Our Oddbird Artist series was born at the onset of the pandemic. It was a way for us to not only support incredible artists we love by profiling them and sharing their work but also to hopefully inspire our community on their own journey of creativity, finding new rhythms in uncertain times, and the healing act of making art.

​When we first came upon macrame artist Lena Njoku (also known as Mimi), we were absolutely blown away by her fresh, vintage-inspired take on the cherished and resurgent art form that she says has been a pivotal part of her mental health journey. True to her signature hashtag #notyourgrandmasmacrame, her hypnotizing patterns offer bold and dynamic colors to create the most gorgeously intricate, custom handmade heirloom art pieces for her clients.

Whether creating unique backdrops for events or nostalgic art pieces for the home, we got to chat with OB muse, Mimi, to discover where she draws inspiration for her art and how she has adapted her creative outlet to help balance her professional and family life

"I can't tell you enough how much Mimi's story of 'art as therapy' resonated with me. When I was going through postpartum depression after my second child, it was macrame in fact that brought me through the toughest season of my life. The art form was the most therapeutic and rewarding craft I have ever done, so connecting with both an artist's work and their story is a wonderfully layered experience.

Mind you, I never got close to Mimi's skill level! Wow. This powerhouse mama is such an inspiration. Her work and dynamic personality, make her one of my favorite artists to follow "

- Ceren

Q. You’re a teacher! What do you teach and how did you get into macrame art?

A. I am a 37 year old working wife and mother of two. By day I am an educator working at a university and I am also passionate about equity in education. I have a Bachelors from Cal Poly Pomona and a Master’s from USC. I love my career! And I love that I have found a hobby/business that I am also passionate about! Macrame is a part of my self-care routine.

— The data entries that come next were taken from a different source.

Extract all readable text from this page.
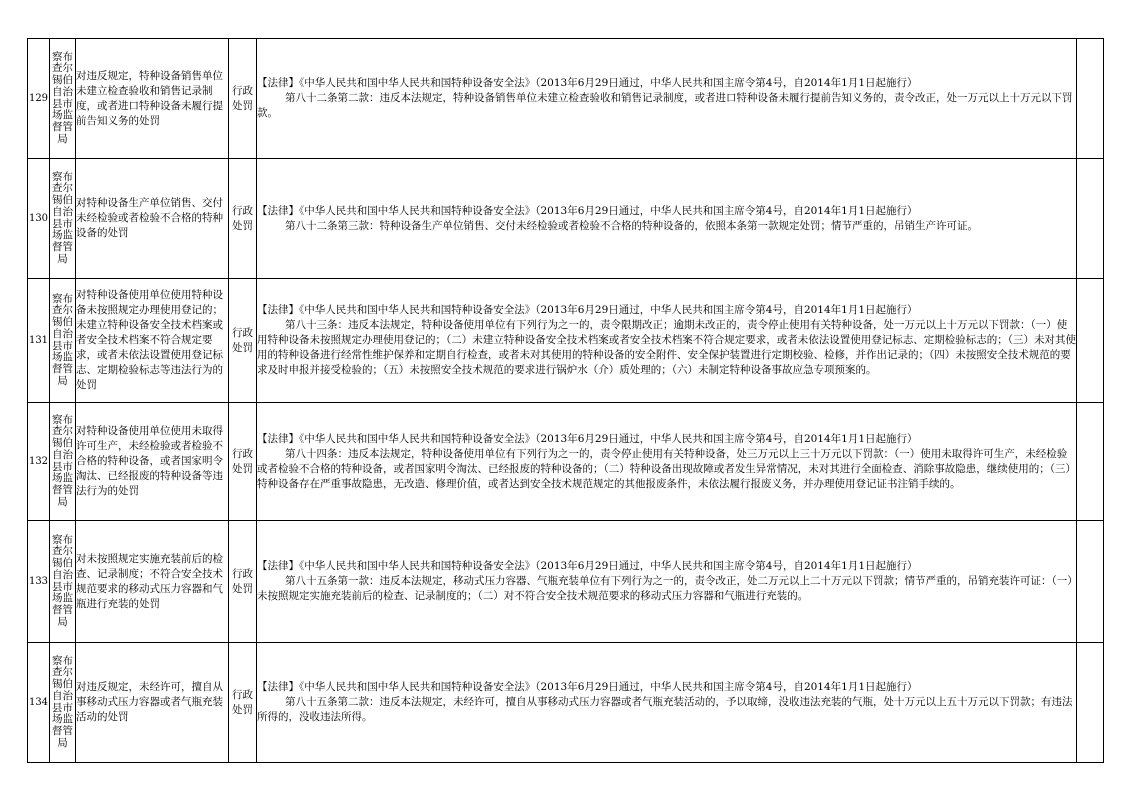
129	察布查尔锡伯自治县市场监督管局	对违反规定，特种设备销售单位未建立检查验收和销售记录制度，或者进口特种设备未履行提前告知义务的处罚	行政处罚	【法律】《中华人民共和国中华人民共和国特种设备安全法》（2013年6月29日通过，中华人民共和国主席令第4号，自2014年1月1日起施行）
第八十二条第二款：违反本法规定，特种设备销售单位未建立检查验收和销售记录制度，或者进口特种设备未履行提前告知义务的，责令改正，处一万元以上十万元以下罚款。	
130	察布查尔锡伯自治县市场监督管局	对特种设备生产单位销售、交付未经检验或者检验不合格的特种设备的处罚	行政处罚	【法律】《中华人民共和国中华人民共和国特种设备安全法》（2013年6月29日通过，中华人民共和国主席令第4号，自2014年1月1日起施行）
第八十二条第三款：特种设备生产单位销售、交付未经检验或者检验不合格的特种设备的，依照本条第一款规定处罚；情节严重的，吊销生产许可证。	
131	察布查尔锡伯自治县市场监督管局	对特种设备使用单位使用特种设备未按照规定办理使用登记的；未建立特种设备安全技术档案或者安全技术档案不符合规定要求，或者未依法设置使用登记标志、定期检验标志等违法行为的处罚	行政处罚	【法律】《中华人民共和国中华人民共和国特种设备安全法》（2013年6月29日通过，中华人民共和国主席令第4号，自2014年1月1日起施行）
第八十三条：违反本法规定，特种设备使用单位有下列行为之一的，责令限期改正；逾期未改正的，责令停止使用有关特种设备，处一万元以上十万元以下罚款：（一）使用特种设备未按照规定办理使用登记的；（二）未建立特种设备安全技术档案或者安全技术档案不符合规定要求，或者未依法设置使用登记标志、定期检验标志的；（三）未对其使用的特种设备进行经常性维护保养和定期自行检查，或者未对其使用的特种设备的安全附件、安全保护装置进行定期校验、检修，并作出记录的；（四）未按照安全技术规范的要求及时申报并接受检验的；（五）未按照安全技术规范的要求进行锅炉水（介）质处理的；（六）未制定特种设备事故应急专项预案的。	
132	察布查尔锡伯自治县市场监督管局	对特种设备使用单位使用未取得许可生产，未经检验或者检验不合格的特种设备，或者国家明令淘汰、已经报废的特种设备等违法行为的处罚	行政处罚	【法律】《中华人民共和国中华人民共和国特种设备安全法》（2013年6月29日通过，中华人民共和国主席令第4号，自2014年1月1日起施行）
第八十四条：违反本法规定，特种设备使用单位有下列行为之一的，责令停止使用有关特种设备，处三万元以上三十万元以下罚款：（一）使用未取得许可生产，未经检验或者检验不合格的特种设备，或者国家明令淘汰、已经报废的特种设备的；（二）特种设备出现故障或者发生异常情况，未对其进行全面检查、消除事故隐患，继续使用的；（三）特种设备存在严重事故隐患，无改造、修理价值，或者达到安全技术规范规定的其他报废条件，未依法履行报废义务，并办理使用登记证书注销手续的。	
133	察布查尔锡伯自治县市场监督管局	对未按照规定实施充装前后的检查、记录制度；不符合安全技术规范要求的移动式压力容器和气瓶进行充装的处罚	行政处罚	【法律】《中华人民共和国中华人民共和国特种设备安全法》（2013年6月29日通过，中华人民共和国主席令第4号，自2014年1月1日起施行）
第八十五条第一款：违反本法规定，移动式压力容器、气瓶充装单位有下列行为之一的，责令改正，处二万元以上二十万元以下罚款；情节严重的，吊销充装许可证：（一）未按照规定实施充装前后的检查、记录制度的；（二）对不符合安全技术规范要求的移动式压力容器和气瓶进行充装的。	
134	察布查尔锡伯自治县市场监督管局	对违反规定，未经许可，擅自从事移动式压力容器或者气瓶充装活动的处罚	行政处罚	【法律】《中华人民共和国中华人民共和国特种设备安全法》（2013年6月29日通过，中华人民共和国主席令第4号，自2014年1月1日起施行）
第八十五条第二款：违反本法规定，未经许可，擅自从事移动式压力容器或者气瓶充装活动的，予以取缔，没收违法充装的气瓶，处十万元以上五十万元以下罚款；有违法所得的，没收违法所得。	
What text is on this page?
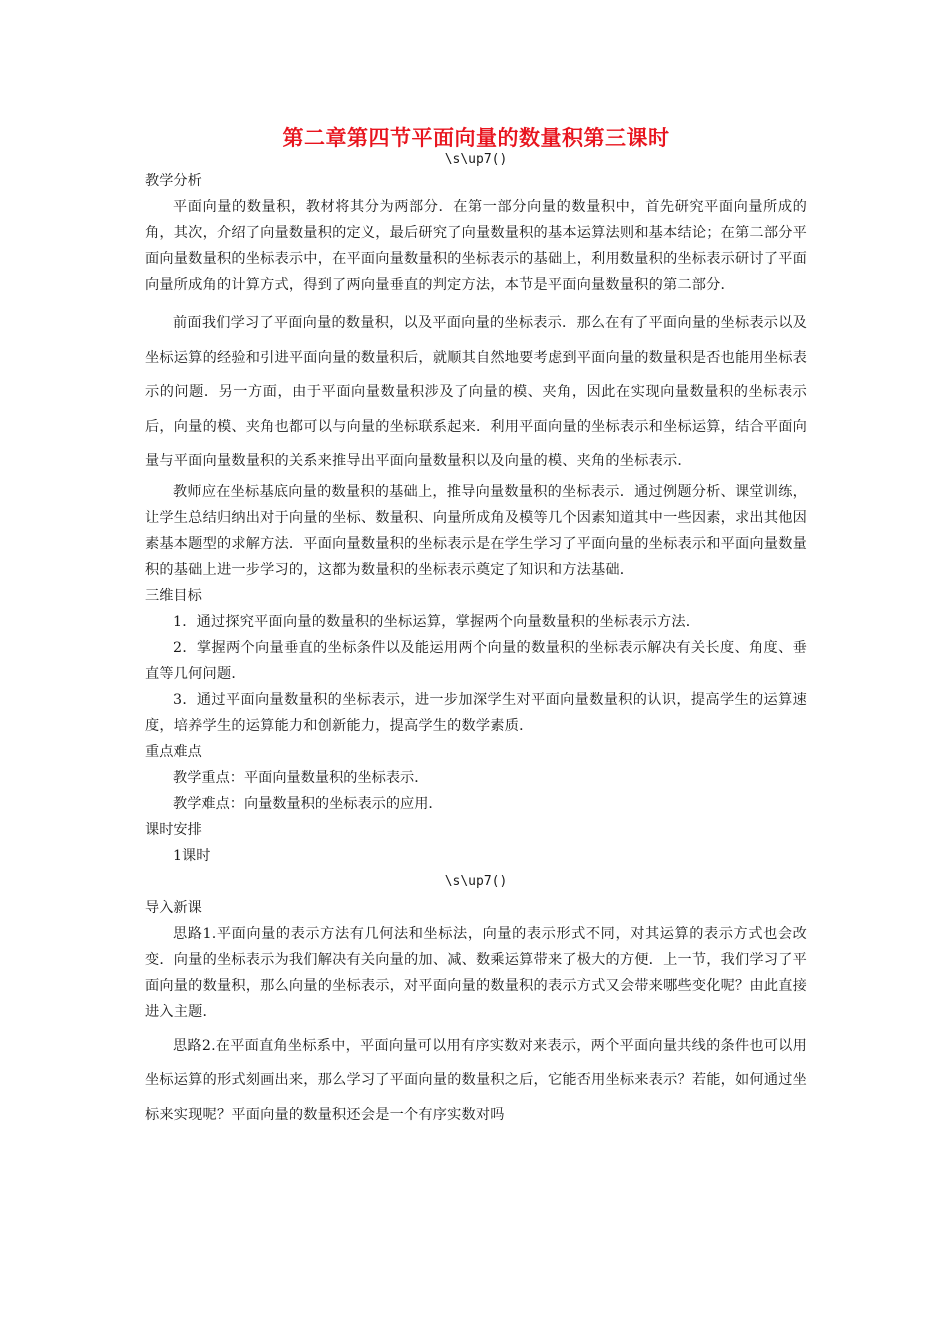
第二章第四节平面向量的数量积第三课时

\s\up7()

教学分析

平面向量的数量积，教材将其分为两部分．在第一部分向量的数量积中，首先研究平面向量所成的角，其次，介绍了向量数量积的定义，最后研究了向量数量积的基本运算法则和基本结论；在第二部分平面向量数量积的坐标表示中，在平面向量数量积的坐标表示的基础上，利用数量积的坐标表示研讨了平面向量所成角的计算方式，得到了两向量垂直的判定方法，本节是平面向量数量积的第二部分．

前面我们学习了平面向量的数量积，以及平面向量的坐标表示．那么在有了平面向量的坐标表示以及坐标运算的经验和引进平面向量的数量积后，就顺其自然地要考虑到平面向量的数量积是否也能用坐标表示的问题．另一方面，由于平面向量数量积涉及了向量的模、夹角，因此在实现向量数量积的坐标表示后，向量的模、夹角也都可以与向量的坐标联系起来．利用平面向量的坐标表示和坐标运算，结合平面向量与平面向量数量积的关系来推导出平面向量数量积以及向量的模、夹角的坐标表示．

教师应在坐标基底向量的数量积的基础上，推导向量数量积的坐标表示．通过例题分析、课堂训练，让学生总结归纳出对于向量的坐标、数量积、向量所成角及模等几个因素知道其中一些因素，求出其他因素基本题型的求解方法．平面向量数量积的坐标表示是在学生学习了平面向量的坐标表示和平面向量数量积的基础上进一步学习的，这都为数量积的坐标表示奠定了知识和方法基础．

三维目标

1．通过探究平面向量的数量积的坐标运算，掌握两个向量数量积的坐标表示方法．

2．掌握两个向量垂直的坐标条件以及能运用两个向量的数量积的坐标表示解决有关长度、角度、垂直等几何问题．

3．通过平面向量数量积的坐标表示，进一步加深学生对平面向量数量积的认识，提高学生的运算速度，培养学生的运算能力和创新能力，提高学生的数学素质．

重点难点

教学重点：平面向量数量积的坐标表示．

教学难点：向量数量积的坐标表示的应用．

课时安排

1课时

\s\up7()

导入新课

思路1.平面向量的表示方法有几何法和坐标法，向量的表示形式不同，对其运算的表示方式也会改变．向量的坐标表示为我们解决有关向量的加、减、数乘运算带来了极大的方便．上一节，我们学习了平面向量的数量积，那么向量的坐标表示，对平面向量的数量积的表示方式又会带来哪些变化呢？由此直接进入主题．

思路2.在平面直角坐标系中，平面向量可以用有序实数对来表示，两个平面向量共线的条件也可以用坐标运算的形式刻画出来，那么学习了平面向量的数量积之后，它能否用坐标来表示？若能，如何通过坐标来实现呢？平面向量的数量积还会是一个有序实数对吗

It is calming and meditative, and I believe it has positively impacted my mental health.

Q. Your work is gorgeous and speaks for itself… but how have you found success on social media?

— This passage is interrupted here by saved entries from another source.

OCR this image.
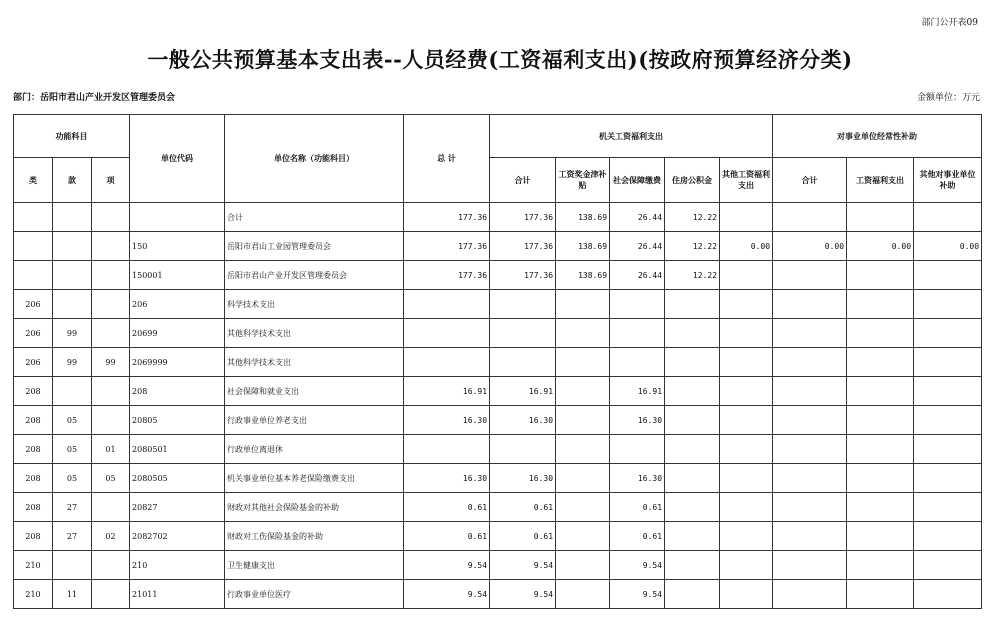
部门公开表09
一般公共预算基本支出表--人员经费(工资福利支出)(按政府预算经济分类)
部门：岳阳市君山产业开发区管理委员会	金额单位：万元
功能科目			单位代码	单位名称（功能科目）	总 计	机关工资福利支出					对事业单位经常性补助		
类	款	项				合计	工资奖金津补贴	社会保障缴费	住房公积金	其他工资福利支出	合计	工资福利支出	其他对事业单位补助
				合计	177.36	177.36	138.69	26.44	12.22				
			150	岳阳市君山工业园管理委员会	177.36	177.36	138.69	26.44	12.22	0.00	0.00	0.00	0.00
			150001	岳阳市君山产业开发区管理委员会	177.36	177.36	138.69	26.44	12.22				
206			206	科学技术支出									
206	99		20699	其他科学技术支出									
206	99	99	2069999	其他科学技术支出									
208			208	社会保障和就业支出	16.91	16.91		16.91					
208	05		20805	行政事业单位养老支出	16.30	16.30		16.30					
208	05	01	2080501	行政单位离退休									
208	05	05	2080505	机关事业单位基本养老保险缴费支出	16.30	16.30		16.30					
208	27		20827	财政对其他社会保险基金的补助	0.61	0.61		0.61					
208	27	02	2082702	财政对工伤保险基金的补助	0.61	0.61		0.61					
210			210	卫生健康支出	9.54	9.54		9.54					
210	11		21011	行政事业单位医疗	9.54	9.54		9.54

A. I am known for my focus on the process of creating rather than the outcome. I am also known for creating at a slow, intentional pace, made for the love of craft and the outdoors. I am inspired by nature, trees and rainbows are my bread and butter. I think people enjoy watching me enjoy the process of creating. Creating videos or reels is another way that I creativity express myself. I enjoy compiling videos to provide my audience with a snapshot of what went into creating my pieces. I think this provides an opportunity for the audience to appreciate the work that it takes to create. Luckily, the algorithm also loves videos, and this is what has largely contributed to my growth.
I have had the opportunity to speak on podcasts and a few interviews. I also had an article written about me in a craft magazine!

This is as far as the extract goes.